“Woe to you, teachers of the law and Pharisees, you hypocrites! You build tombs for the prophets and decorate the graves of the righteous. And you say, ‘If we had lived in the days of our ancestors, we would not have taken part with them in shedding the blood of the prophets.’ So you testify against yourselves that you are the descendants of those who murdered the prophets. Go ahead, then, and complete what your ancestors started!” (Matthew 23: 29-31)
Today is Dr. Martin Luther King Day in the United States. After the events of recent years our annual federal holiday should carry new meaning. How should we honor Dr. Martin Luther King? Everyone reveres the prophet after he’s dead, but will we allow his message to reach us, again, today?
In predictable Biblical tradition we honor Dr. Martin Luther King after he’s gone, and in short order have reduced the honor to an innocuous three-day weekend for federal employees. But the events of 2020 have revealed how short our memories are. Whoever the prophet might be, in his day the prophet is rejected, ridiculed, scorned, misunderstood, misquoted, vilified, and in some cases shot in the head.

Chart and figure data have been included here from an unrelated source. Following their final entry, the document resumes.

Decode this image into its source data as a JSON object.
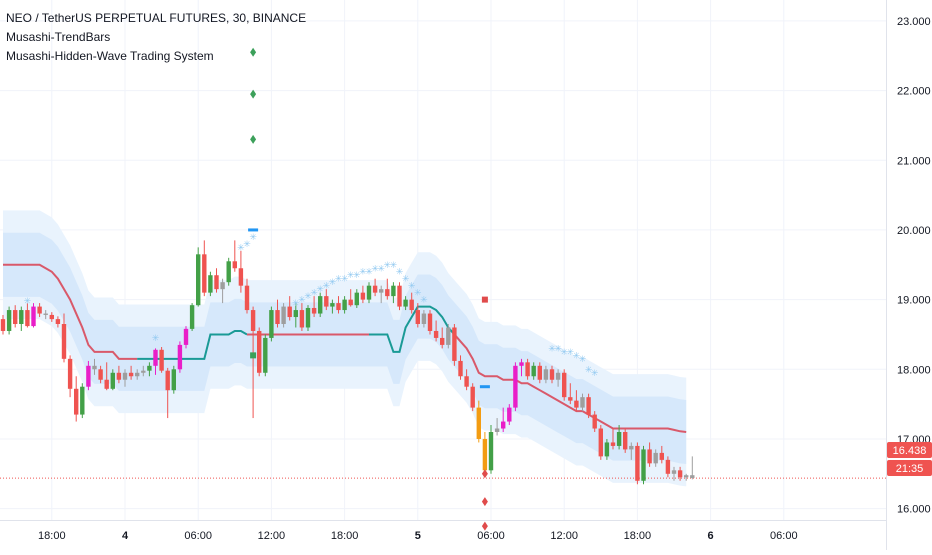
{
  "legend": {
    "title": "NEO / TetherUS PERPETUAL FUTURES, 30, BINANCE",
    "indicator_1": "Musashi-TrendBars",
    "indicator_2": "Musashi-Hidden-Wave Trading System"
  },
  "price_tags": {
    "last_price": "16.438",
    "countdown": "21:35"
  },
  "colors": {
    "bull_green": "#43a047",
    "bear_red": "#ef5350",
    "magenta": "#e91ec8",
    "orange": "#f39c12",
    "gray": "#9e9e9e",
    "baseline_red": "#d9596a",
    "baseline_teal": "#1a9a96",
    "band_outer": "#e9f3fd",
    "band_inner": "#d6e8fb",
    "star_blue": "#90c8f0",
    "diamond_green": "#3ca05a",
    "diamond_red": "#e04b4b",
    "marker_blue": "#2196f3",
    "tag_red": "#ef5350"
  },
  "chart_data": {
    "type": "candlestick",
    "symbol": "NEO / TetherUS PERPETUAL FUTURES",
    "interval": "30",
    "exchange": "BINANCE",
    "ylim": [
      15.55,
      23.3
    ],
    "y_ticks": [
      "23.000",
      "22.000",
      "21.000",
      "20.000",
      "19.000",
      "18.000",
      "17.000",
      "16.000"
    ],
    "y_tick_values": [
      23,
      22,
      21,
      20,
      19,
      18,
      17,
      16
    ],
    "x_ticks": [
      {
        "label": "18:00",
        "index": 8,
        "bold": false
      },
      {
        "label": "4",
        "index": 20,
        "bold": true
      },
      {
        "label": "06:00",
        "index": 32,
        "bold": false
      },
      {
        "label": "12:00",
        "index": 44,
        "bold": false
      },
      {
        "label": "18:00",
        "index": 56,
        "bold": false
      },
      {
        "label": "5",
        "index": 68,
        "bold": true
      },
      {
        "label": "06:00",
        "index": 80,
        "bold": false
      },
      {
        "label": "12:00",
        "index": 92,
        "bold": false
      },
      {
        "label": "18:00",
        "index": 104,
        "bold": false
      },
      {
        "label": "6",
        "index": 116,
        "bold": true
      },
      {
        "label": "06:00",
        "index": 128,
        "bold": false
      }
    ],
    "last_price": 16.438,
    "candles": [
      [
        18.72,
        18.78,
        18.5,
        18.55,
        "bear_red"
      ],
      [
        18.55,
        18.9,
        18.5,
        18.85,
        "bull_green"
      ],
      [
        18.85,
        18.92,
        18.6,
        18.65,
        "bear_red"
      ],
      [
        18.65,
        18.9,
        18.55,
        18.85,
        "bull_green"
      ],
      [
        18.85,
        18.95,
        18.6,
        18.62,
        "bear_red"
      ],
      [
        18.62,
        18.95,
        18.6,
        18.9,
        "magenta"
      ],
      [
        18.9,
        18.95,
        18.75,
        18.8,
        "bear_red"
      ],
      [
        18.8,
        18.85,
        18.72,
        18.78,
        "gray"
      ],
      [
        18.78,
        18.82,
        18.68,
        18.72,
        "bear_red"
      ],
      [
        18.72,
        18.76,
        18.6,
        18.65,
        "bear_red"
      ],
      [
        18.65,
        18.8,
        18.1,
        18.15,
        "bear_red"
      ],
      [
        18.15,
        18.2,
        17.6,
        17.72,
        "bear_red"
      ],
      [
        17.72,
        17.9,
        17.25,
        17.35,
        "bear_red"
      ],
      [
        17.35,
        17.8,
        17.3,
        17.75,
        "bull_green"
      ],
      [
        17.75,
        18.12,
        17.7,
        18.05,
        "magenta"
      ],
      [
        18.05,
        18.15,
        17.92,
        18.0,
        "gray"
      ],
      [
        18.0,
        18.05,
        17.8,
        17.85,
        "bear_red"
      ],
      [
        17.85,
        18.1,
        17.7,
        17.72,
        "bear_red"
      ],
      [
        17.72,
        18.0,
        17.7,
        17.95,
        "bull_green"
      ],
      [
        17.95,
        18.05,
        17.8,
        17.85,
        "bear_red"
      ],
      [
        17.85,
        18.0,
        17.75,
        17.95,
        "gray"
      ],
      [
        17.95,
        18.05,
        17.85,
        17.9,
        "bear_red"
      ],
      [
        17.9,
        18.0,
        17.85,
        17.95,
        "gray"
      ],
      [
        17.95,
        18.05,
        17.9,
        17.98,
        "gray"
      ],
      [
        17.98,
        18.1,
        17.9,
        18.05,
        "bull_green"
      ],
      [
        18.05,
        18.3,
        17.92,
        18.28,
        "magenta"
      ],
      [
        18.28,
        18.32,
        17.95,
        17.98,
        "bear_red"
      ],
      [
        17.98,
        18.02,
        17.3,
        17.7,
        "bear_red"
      ],
      [
        17.7,
        18.05,
        17.65,
        18.0,
        "bull_green"
      ],
      [
        18.0,
        18.4,
        17.95,
        18.35,
        "magenta"
      ],
      [
        18.35,
        18.62,
        18.3,
        18.58,
        "magenta"
      ],
      [
        18.58,
        18.95,
        18.55,
        18.92,
        "bull_green"
      ],
      [
        18.92,
        19.75,
        18.9,
        19.65,
        "bull_green"
      ],
      [
        19.65,
        19.85,
        19.05,
        19.1,
        "bear_red"
      ],
      [
        19.1,
        19.4,
        19.05,
        19.35,
        "bull_green"
      ],
      [
        19.35,
        19.45,
        19.1,
        19.15,
        "bear_red"
      ],
      [
        19.15,
        19.3,
        18.95,
        19.25,
        "gray"
      ],
      [
        19.25,
        19.6,
        19.2,
        19.55,
        "bull_green"
      ],
      [
        19.55,
        19.85,
        19.4,
        19.45,
        "bear_red"
      ],
      [
        19.45,
        19.7,
        19.1,
        19.2,
        "bear_red"
      ],
      [
        19.2,
        19.3,
        18.8,
        18.85,
        "bear_red"
      ],
      [
        18.85,
        18.9,
        17.3,
        18.55,
        "bear_red"
      ],
      [
        18.55,
        18.6,
        17.9,
        17.95,
        "bear_red"
      ],
      [
        17.95,
        18.5,
        17.9,
        18.45,
        "bull_green"
      ],
      [
        18.45,
        18.9,
        18.4,
        18.85,
        "bull_green"
      ],
      [
        18.85,
        19.0,
        18.6,
        18.65,
        "bear_red"
      ],
      [
        18.65,
        18.95,
        18.6,
        18.9,
        "gray"
      ],
      [
        18.9,
        19.05,
        18.7,
        18.75,
        "bear_red"
      ],
      [
        18.75,
        18.95,
        18.6,
        18.85,
        "bull_green"
      ],
      [
        18.85,
        18.95,
        18.55,
        18.6,
        "bear_red"
      ],
      [
        18.6,
        18.92,
        18.55,
        18.88,
        "bull_green"
      ],
      [
        18.88,
        19.05,
        18.75,
        18.8,
        "bear_red"
      ],
      [
        18.8,
        19.1,
        18.75,
        19.05,
        "bull_green"
      ],
      [
        19.05,
        19.15,
        18.85,
        18.9,
        "bear_red"
      ],
      [
        18.9,
        19.0,
        18.8,
        18.95,
        "bull_green"
      ],
      [
        18.95,
        19.05,
        18.8,
        18.85,
        "bear_red"
      ],
      [
        18.85,
        19.05,
        18.8,
        19.0,
        "bull_green"
      ],
      [
        19.0,
        19.15,
        18.9,
        18.92,
        "bear_red"
      ],
      [
        18.92,
        19.15,
        18.88,
        19.1,
        "bull_green"
      ],
      [
        19.1,
        19.2,
        18.95,
        19.0,
        "bear_red"
      ],
      [
        19.0,
        19.25,
        18.95,
        19.2,
        "bull_green"
      ],
      [
        19.2,
        19.3,
        19.05,
        19.1,
        "bear_red"
      ],
      [
        19.1,
        19.2,
        18.95,
        19.15,
        "gray"
      ],
      [
        19.15,
        19.3,
        19.0,
        19.05,
        "bear_red"
      ],
      [
        19.05,
        19.25,
        18.95,
        19.2,
        "bull_green"
      ],
      [
        19.2,
        19.25,
        18.85,
        18.9,
        "bear_red"
      ],
      [
        18.9,
        19.05,
        18.85,
        19.0,
        "bull_green"
      ],
      [
        19.0,
        19.1,
        18.8,
        18.85,
        "bear_red"
      ],
      [
        18.85,
        18.95,
        18.6,
        18.65,
        "bear_red"
      ],
      [
        18.65,
        18.85,
        18.6,
        18.8,
        "gray"
      ],
      [
        18.8,
        18.85,
        18.5,
        18.55,
        "bear_red"
      ],
      [
        18.55,
        18.7,
        18.4,
        18.45,
        "bear_red"
      ],
      [
        18.45,
        18.6,
        18.3,
        18.35,
        "bear_red"
      ],
      [
        18.35,
        18.65,
        18.3,
        18.6,
        "gray"
      ],
      [
        18.6,
        18.65,
        18.05,
        18.12,
        "bear_red"
      ],
      [
        18.12,
        18.2,
        17.85,
        17.9,
        "bear_red"
      ],
      [
        17.9,
        18.0,
        17.7,
        17.75,
        "bear_red"
      ],
      [
        17.75,
        17.8,
        17.4,
        17.45,
        "bear_red"
      ],
      [
        17.45,
        17.55,
        16.95,
        17.0,
        "orange"
      ],
      [
        17.0,
        17.1,
        16.5,
        16.55,
        "orange"
      ],
      [
        16.55,
        17.2,
        16.5,
        17.1,
        "bull_green"
      ],
      [
        17.1,
        17.3,
        17.05,
        17.15,
        "gray"
      ],
      [
        17.15,
        17.45,
        17.1,
        17.25,
        "magenta"
      ],
      [
        17.25,
        17.5,
        17.2,
        17.45,
        "magenta"
      ],
      [
        17.45,
        18.1,
        17.4,
        18.05,
        "magenta"
      ],
      [
        18.05,
        18.15,
        17.9,
        18.1,
        "magenta"
      ],
      [
        18.1,
        18.15,
        17.85,
        17.9,
        "bear_red"
      ],
      [
        17.9,
        18.1,
        17.85,
        18.05,
        "bull_green"
      ],
      [
        18.05,
        18.1,
        17.8,
        17.85,
        "bear_red"
      ],
      [
        17.85,
        18.05,
        17.8,
        18.0,
        "gray"
      ],
      [
        18.0,
        18.05,
        17.8,
        17.85,
        "bear_red"
      ],
      [
        17.85,
        18.0,
        17.75,
        17.95,
        "gray"
      ],
      [
        17.95,
        18.0,
        17.55,
        17.6,
        "bear_red"
      ],
      [
        17.6,
        17.8,
        17.5,
        17.55,
        "bear_red"
      ],
      [
        17.55,
        17.7,
        17.4,
        17.45,
        "bear_red"
      ],
      [
        17.45,
        17.65,
        17.4,
        17.6,
        "gray"
      ],
      [
        17.6,
        17.65,
        17.3,
        17.35,
        "bear_red"
      ],
      [
        17.35,
        17.4,
        17.1,
        17.15,
        "bear_red"
      ],
      [
        17.15,
        17.2,
        16.7,
        16.75,
        "bear_red"
      ],
      [
        16.75,
        17.0,
        16.7,
        16.95,
        "bull_green"
      ],
      [
        16.95,
        17.15,
        16.85,
        16.9,
        "bear_red"
      ],
      [
        16.9,
        17.2,
        16.85,
        17.1,
        "bull_green"
      ],
      [
        17.1,
        17.15,
        16.8,
        16.85,
        "bear_red"
      ],
      [
        16.85,
        16.95,
        16.7,
        16.9,
        "gray"
      ],
      [
        16.9,
        16.95,
        16.35,
        16.4,
        "bear_red"
      ],
      [
        16.4,
        16.9,
        16.35,
        16.85,
        "bull_green"
      ],
      [
        16.85,
        16.95,
        16.6,
        16.65,
        "bear_red"
      ],
      [
        16.65,
        16.85,
        16.6,
        16.8,
        "gray"
      ],
      [
        16.8,
        16.9,
        16.65,
        16.7,
        "bear_red"
      ],
      [
        16.7,
        16.75,
        16.45,
        16.5,
        "bear_red"
      ],
      [
        16.5,
        16.6,
        16.4,
        16.55,
        "gray"
      ],
      [
        16.55,
        16.6,
        16.4,
        16.45,
        "bear_red"
      ],
      [
        16.45,
        16.5,
        16.4,
        16.48,
        "gray"
      ],
      [
        16.48,
        16.75,
        16.42,
        16.44,
        "gray"
      ]
    ],
    "baseline": [
      19.5,
      19.5,
      19.5,
      19.5,
      19.5,
      19.5,
      19.5,
      19.45,
      19.4,
      19.3,
      19.15,
      19.0,
      18.8,
      18.6,
      18.35,
      18.25,
      18.25,
      18.25,
      18.25,
      18.15,
      18.15,
      18.15,
      18.15,
      18.15,
      18.15,
      18.15,
      18.15,
      18.15,
      18.15,
      18.15,
      18.15,
      18.15,
      18.15,
      18.15,
      18.5,
      18.5,
      18.5,
      18.5,
      18.55,
      18.55,
      18.5,
      18.5,
      18.5,
      18.5,
      18.5,
      18.5,
      18.5,
      18.5,
      18.5,
      18.5,
      18.5,
      18.5,
      18.5,
      18.5,
      18.5,
      18.5,
      18.5,
      18.5,
      18.5,
      18.5,
      18.5,
      18.5,
      18.5,
      18.5,
      18.25,
      18.25,
      18.6,
      18.75,
      18.9,
      18.9,
      18.9,
      18.85,
      18.75,
      18.6,
      18.5,
      18.4,
      18.3,
      18.15,
      17.95,
      17.9,
      17.9,
      17.9,
      17.85,
      17.85,
      17.85,
      17.8,
      17.8,
      17.75,
      17.7,
      17.65,
      17.6,
      17.55,
      17.5,
      17.45,
      17.4,
      17.4,
      17.35,
      17.3,
      17.25,
      17.2,
      17.15,
      17.15,
      17.15,
      17.15,
      17.15,
      17.15,
      17.15,
      17.15,
      17.15,
      17.15,
      17.13,
      17.11,
      17.1
    ],
    "band_outer_half": 0.78,
    "band_inner_half": 0.46,
    "stars": [
      [
        4,
        18.98
      ],
      [
        25,
        18.45
      ],
      [
        39,
        19.75
      ],
      [
        40,
        19.8
      ],
      [
        41,
        19.9
      ],
      [
        48,
        18.95
      ],
      [
        49,
        19.0
      ],
      [
        50,
        19.05
      ],
      [
        51,
        19.1
      ],
      [
        52,
        19.15
      ],
      [
        53,
        19.2
      ],
      [
        54,
        19.25
      ],
      [
        55,
        19.3
      ],
      [
        56,
        19.3
      ],
      [
        57,
        19.35
      ],
      [
        58,
        19.35
      ],
      [
        59,
        19.4
      ],
      [
        60,
        19.4
      ],
      [
        61,
        19.45
      ],
      [
        62,
        19.45
      ],
      [
        63,
        19.5
      ],
      [
        64,
        19.5
      ],
      [
        65,
        19.4
      ],
      [
        66,
        19.3
      ],
      [
        67,
        19.2
      ],
      [
        68,
        19.1
      ],
      [
        69,
        19.0
      ],
      [
        90,
        18.3
      ],
      [
        91,
        18.3
      ],
      [
        92,
        18.25
      ],
      [
        93,
        18.25
      ],
      [
        94,
        18.2
      ],
      [
        95,
        18.15
      ],
      [
        96,
        18.0
      ],
      [
        97,
        17.95
      ]
    ],
    "diamonds_green": [
      [
        41,
        22.55
      ],
      [
        41,
        21.95
      ],
      [
        41,
        21.3
      ]
    ],
    "diamonds_red": [
      [
        79,
        16.5
      ],
      [
        79,
        16.1
      ],
      [
        79,
        15.75
      ]
    ],
    "square_green": [
      [
        41,
        18.2
      ]
    ],
    "square_red": [
      [
        79,
        19.0
      ]
    ],
    "dash_blue": [
      [
        41,
        20.0
      ],
      [
        79,
        17.75
      ]
    ]
  }
}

Jesus understood this dynamic well:
Sweet and gentle Jesus railed against the powerful religious tendency to ignore the word of God when it is living and active, while building cold stone monuments to the word after the voice is silent.
Even when the words of Dr. King are Googled and repeated in civic ceremonies, we listen to them with selective hearing and digest the sound bites like hors d’oeuvres at the reception afterward. But the words of the prophets were never meant to go down easy–even for those who agree with them.
Nearly every schoolchild can tell you Martin Luther King “had a dream,” but perhaps only one in ten can articulate that dream. For example, when Dr. King declared on the steps of the Lincoln Memorial, “I have a dream that my four little children will one day live in a nation where they will not be judged by the color of their skin, but by the content of their character,” we rally to the idea that no one should be judged by the color of their skin, but we gloss over the part of the dream where we are all judged by the content of our character.
The Reverend King’s example causes us to consider: will I hear the entirety of God’s word, or only that portion that goes down easy? When we hear all the prophet says, the day will come when we can “hew out of the mountain of despair a stone of hope.”